The Frye Fire burned 48,443 acre over 86 days, growing to its greatest extent on July 12, and cost $26 million (equivalent to $ million in ) to suppress. Of the total area burned, 13 percent suffered total foliage mortality. Three structures were damaged or destroyed by the Frye Fire. More than 800 firefighters worked to contain the Frye Fire at its height.

By July 18, a USFS Burned Area Emergency Response (BAER) team began assessing the environmental and civic risks posed by the Frye Fire's burn scar. They released a report on July 20 that recommended stabilizing soil deprived of understory and the clearing of roads of drainages. At the same time, Graham County officials issued warnings about severe, damaging floods as annual monsoon rains were expected to wash unsecured, burned soil out of the Frye Fire's burn scar. Those monsoon rains arrived by July 19 and washed surface runoff laden with ash into nearby communities, prompting the Coronado National Forest to delay reopening and the closure on July 31 of Arizona State Route 366 (SR 366) after it was damaged by runoff. Two homes were damaged on July 31 when Ash Creek overflowed and was partially filled in with sediments washed out of the burn scar. On August 11, the Ash Creek flooding threatened to shut down the town of Pima's sewage system.

The Coronado National Forest secured funding for the implementation of the BAER team's suggestions on July 23, which included aerially reseeding 1023 acre of the most severely burned parts of the Frye Fire burn scar. By August 10, 57,000 lbs of sterile barley seeds were dropped over this area to stabilize the ground and allow native grasses to grow and replace the barley. On August 9, a bridge and culvert over Wet Canyon on Mount Graham, which had been damaged by runoff and debris from the burn scar, was demolished to open Wet Canyon as a drainage. Cleanup of Ash Creek and construction of water management infrastructure in and around Pima lasted into September 2017; SR 366 reopened on September 14. In July 2021, the USFS and Arizona Department of Forestry and Fire Management began to employ inmates from the Fort Grant state prison in a three-year project to restore trails on Mount Graham.

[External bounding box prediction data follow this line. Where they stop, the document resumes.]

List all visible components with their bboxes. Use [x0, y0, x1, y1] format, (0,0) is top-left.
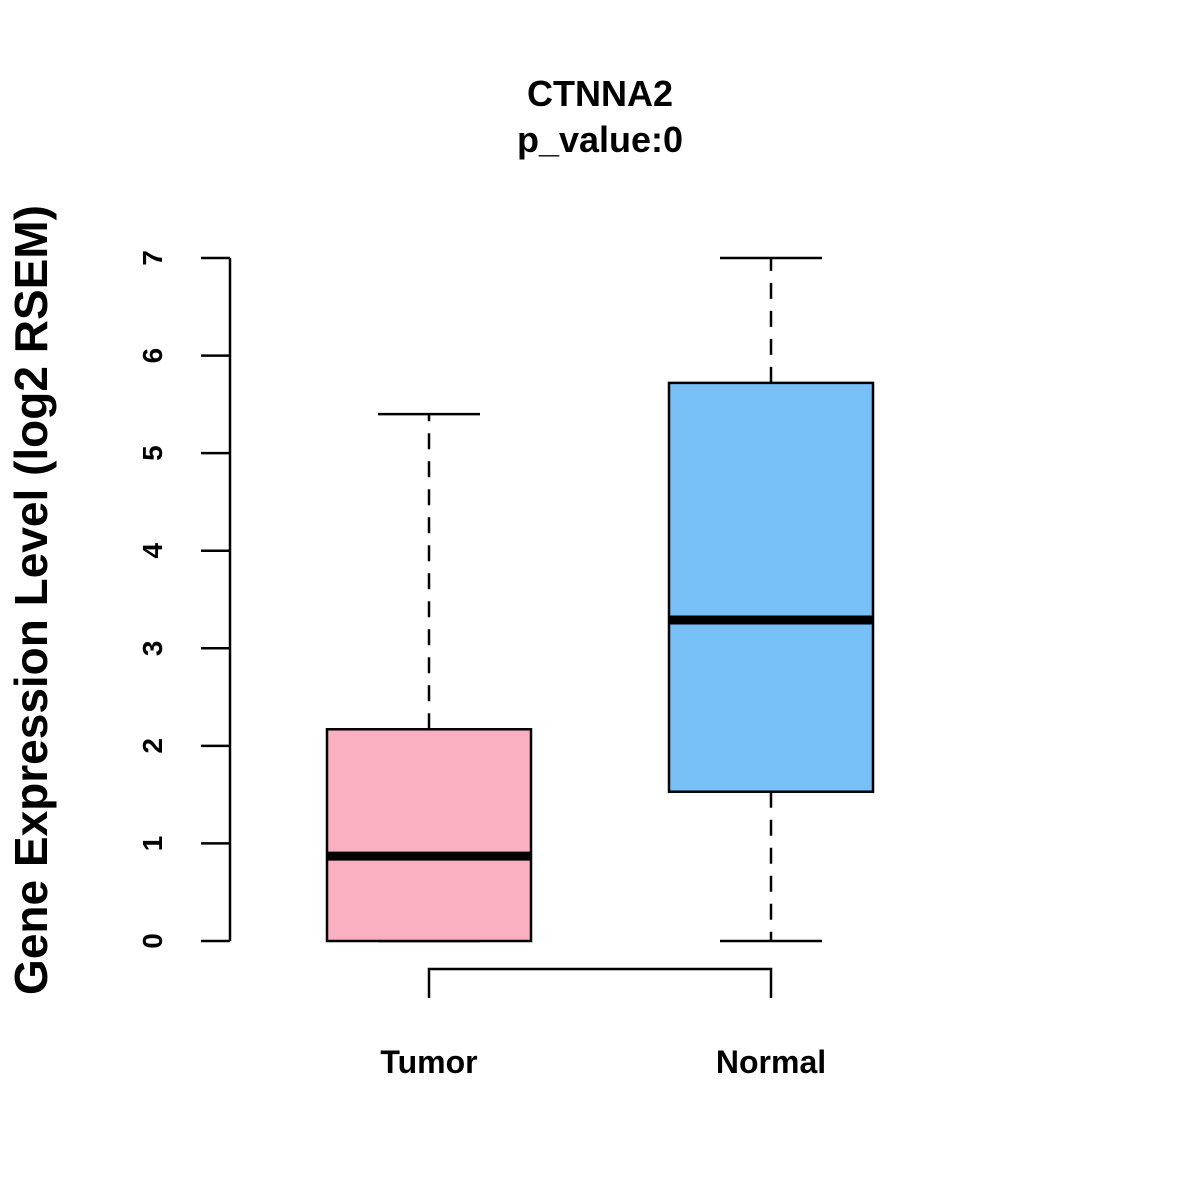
bracket-line: [427, 967, 773, 998]
y-tick-label: 5: [137, 445, 168, 461]
y-tick-label: 4: [137, 543, 168, 559]
comparison-bracket: [427, 967, 773, 998]
y-axis-label: Gene Expression Level (log2 RSEM): [5, 205, 57, 995]
x-label-tumor: Tumor: [380, 1044, 477, 1080]
chart-subtitle: p_value:0: [517, 119, 683, 160]
chart-title: CTNNA2: [527, 73, 673, 114]
x-label-normal: Normal: [716, 1044, 826, 1080]
iqr-box: [667, 381, 875, 793]
box-series: [325, 256, 875, 943]
x-axis-labels: Tumor Normal: [380, 1044, 826, 1080]
box-normal: [667, 256, 875, 943]
y-tick-label: 3: [137, 640, 168, 656]
y-tick-label: 7: [137, 250, 168, 266]
y-tick-label: 6: [137, 348, 168, 364]
y-tick-label: 2: [137, 738, 168, 754]
y-tick-label: 1: [137, 836, 168, 852]
box-tumor: [325, 412, 533, 943]
y-axis: 0 1 2 3 4 5 6 7: [137, 250, 232, 949]
iqr-box: [325, 728, 533, 943]
y-tick-label: 0: [137, 933, 168, 949]
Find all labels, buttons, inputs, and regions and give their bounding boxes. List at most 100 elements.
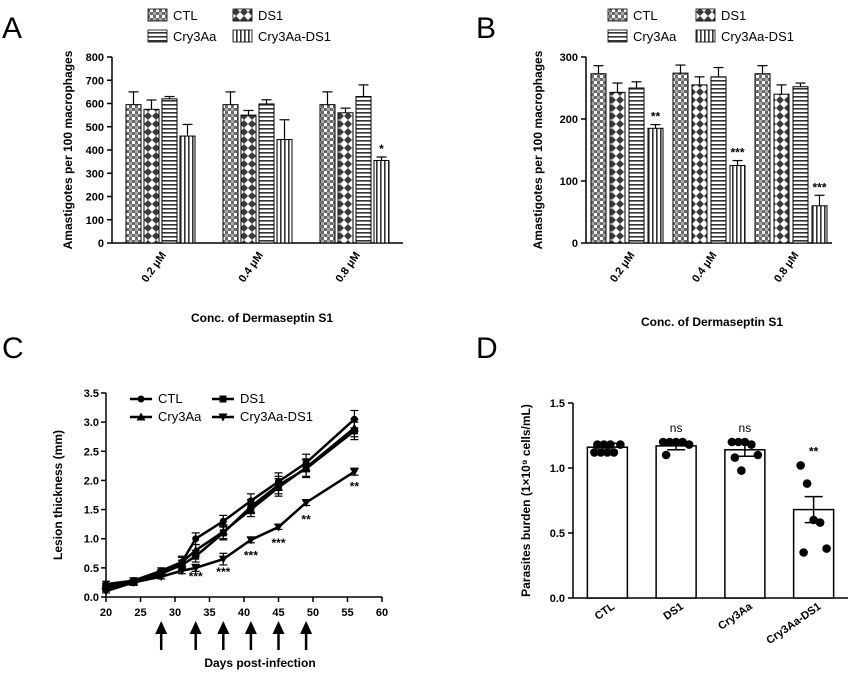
data-point [177,567,187,576]
data-point [684,440,694,449]
data-point [609,448,619,457]
data-point [301,499,311,508]
legend-label: DS1 [721,8,746,23]
data-point [246,536,256,545]
x-tick-label: 20 [100,607,112,619]
x-tick-label: CTL [593,600,618,622]
data-point [590,448,599,457]
data-point [802,479,812,488]
bar [724,449,766,599]
bar [729,165,746,244]
bar [373,159,390,244]
bar [628,87,645,244]
y-tick-label: 0.5 [550,528,565,540]
injection-arrow-head [272,621,285,634]
data-point [809,515,818,525]
x-tick-label: 45 [272,607,284,619]
legend-swatch [695,29,716,43]
bar [337,112,354,244]
data-point [753,450,763,460]
y-tick-label: 400 [86,145,104,157]
y-tick-label: 500 [86,122,104,134]
data-point [192,535,200,543]
y-tick-label: 3.5 [84,388,99,400]
x-tick-label: Cry3Aa [716,600,755,632]
y-tick-label: 0 [572,238,578,250]
significance-label: ** [350,479,360,493]
data-point [658,437,668,447]
legend-label: CTL [173,8,198,23]
bar [222,104,239,244]
legend-label: Cry3Aa [173,29,217,44]
legend-swatch [607,8,628,22]
chart-panel-a: 0 100 200 300 400 500 600 700 800 0.2 μM 0.4 μM 0.8… [61,8,403,325]
data-point [218,527,228,536]
panel-letter-a: A [2,12,22,45]
data-point [596,448,606,457]
data-point [678,437,687,447]
data-point [136,412,146,421]
bar [647,127,664,244]
y-tick-label: 300 [560,52,578,64]
x-tick-label: 35 [203,607,215,619]
legend-swatch [147,29,168,43]
legend-label: Cry3Aa-DS1 [721,29,794,44]
data-point [671,437,681,447]
data-point [616,440,625,449]
bar [811,205,828,244]
y-axis-title: Parasites burden (1×10⁹ cells/mL) [519,404,533,597]
data-point [747,440,756,449]
x-tick-label: 30 [169,607,181,619]
legend-label: Cry3Aa-DS1 [240,409,313,424]
legend-swatch [147,8,168,22]
injection-arrow-head [300,621,313,634]
chart-panel-d: 0.0 0.5 1.0 1.5 CTL DS1 Cry3Aa Cry3Aa-DS1 ns ns **… [519,398,848,647]
legend-label: Cry3Aa [158,409,202,424]
bar [355,96,372,244]
data-point [218,413,228,422]
injection-arrow-head [244,621,257,634]
data-point [737,466,746,475]
significance-label: *** [244,549,258,563]
data-point [349,468,359,477]
significance-label: *** [216,565,230,579]
data-point [815,518,825,527]
significance-label: *** [271,536,285,550]
x-axis-title: Days post-infection [204,656,315,670]
significance-label: *** [189,570,203,584]
data-point [191,564,201,573]
series-line [105,427,356,588]
x-axis-title: Conc. of Dermaseptin S1 [191,311,333,325]
y-tick-label: 0 [98,238,104,250]
bar [161,98,178,244]
legend-label: DS1 [258,8,283,23]
bar [586,446,629,599]
data-point [606,440,615,449]
bar [125,104,142,244]
data-point [177,557,187,566]
x-tick-label: 0.2 μM [139,250,168,285]
data-point [599,440,609,449]
bar [655,445,697,599]
data-point [349,423,359,432]
data-point [156,573,166,582]
y-tick-label: 800 [86,52,104,64]
legend-label: CTL [158,391,183,406]
significance-label: *** [812,180,826,194]
bar [691,84,708,244]
data-point [734,437,743,447]
x-tick-label: 55 [341,607,353,619]
chart-panel-c: 0.0 0.5 1.0 1.5 2.0 2.5 3.0 3.5 20 25 30 35 40 45 50 55… [51,388,388,670]
data-point [665,437,674,447]
y-tick-label: 300 [86,168,104,180]
y-tick-label: 1.5 [84,505,99,517]
bar [609,91,626,244]
y-tick-label: 2.5 [84,446,99,458]
data-point [730,453,740,462]
data-point [740,437,750,447]
bar [773,93,790,244]
x-tick-label: 25 [134,607,146,619]
y-tick-label: 1.0 [84,534,99,546]
significance-label: *** [730,146,744,160]
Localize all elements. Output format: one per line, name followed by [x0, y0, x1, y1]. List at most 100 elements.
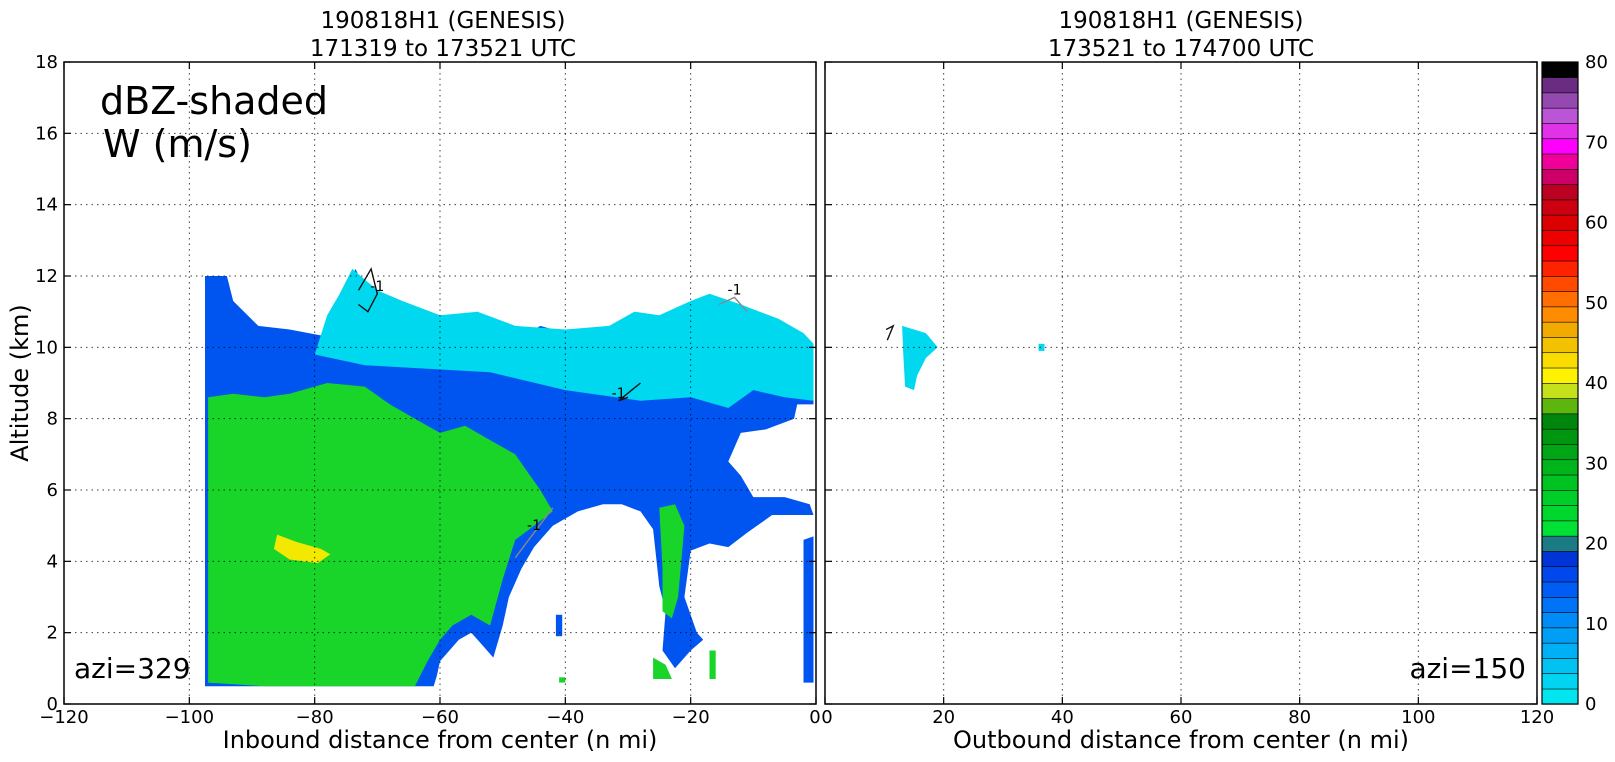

===Effect on the Mount Graham red squirrel===
The Frye Fire had a traumatic effect on the Mount Graham red squirrel, an endangered subspecies of the American red squirrel that lost most of its habitat and population to the fire. According to a report published by the Arizona Game and Fish Department on October 17, 2017, the Mount Graham red squirrel's population had been reduced from 252 squirrels in 2016 to 35 squirrels. The Mount Graham red squirrel was expected to go extinct in 2017 because of this decimation, loss of habitat, predation, and competition with other squirrel species. Following efforts to restore its habitat in 2018, the population of Mount Graham red squirrels rose to 67. As of December 2022, the Mount Graham red squirrel has still not recovered to its pre-Frye Fire population.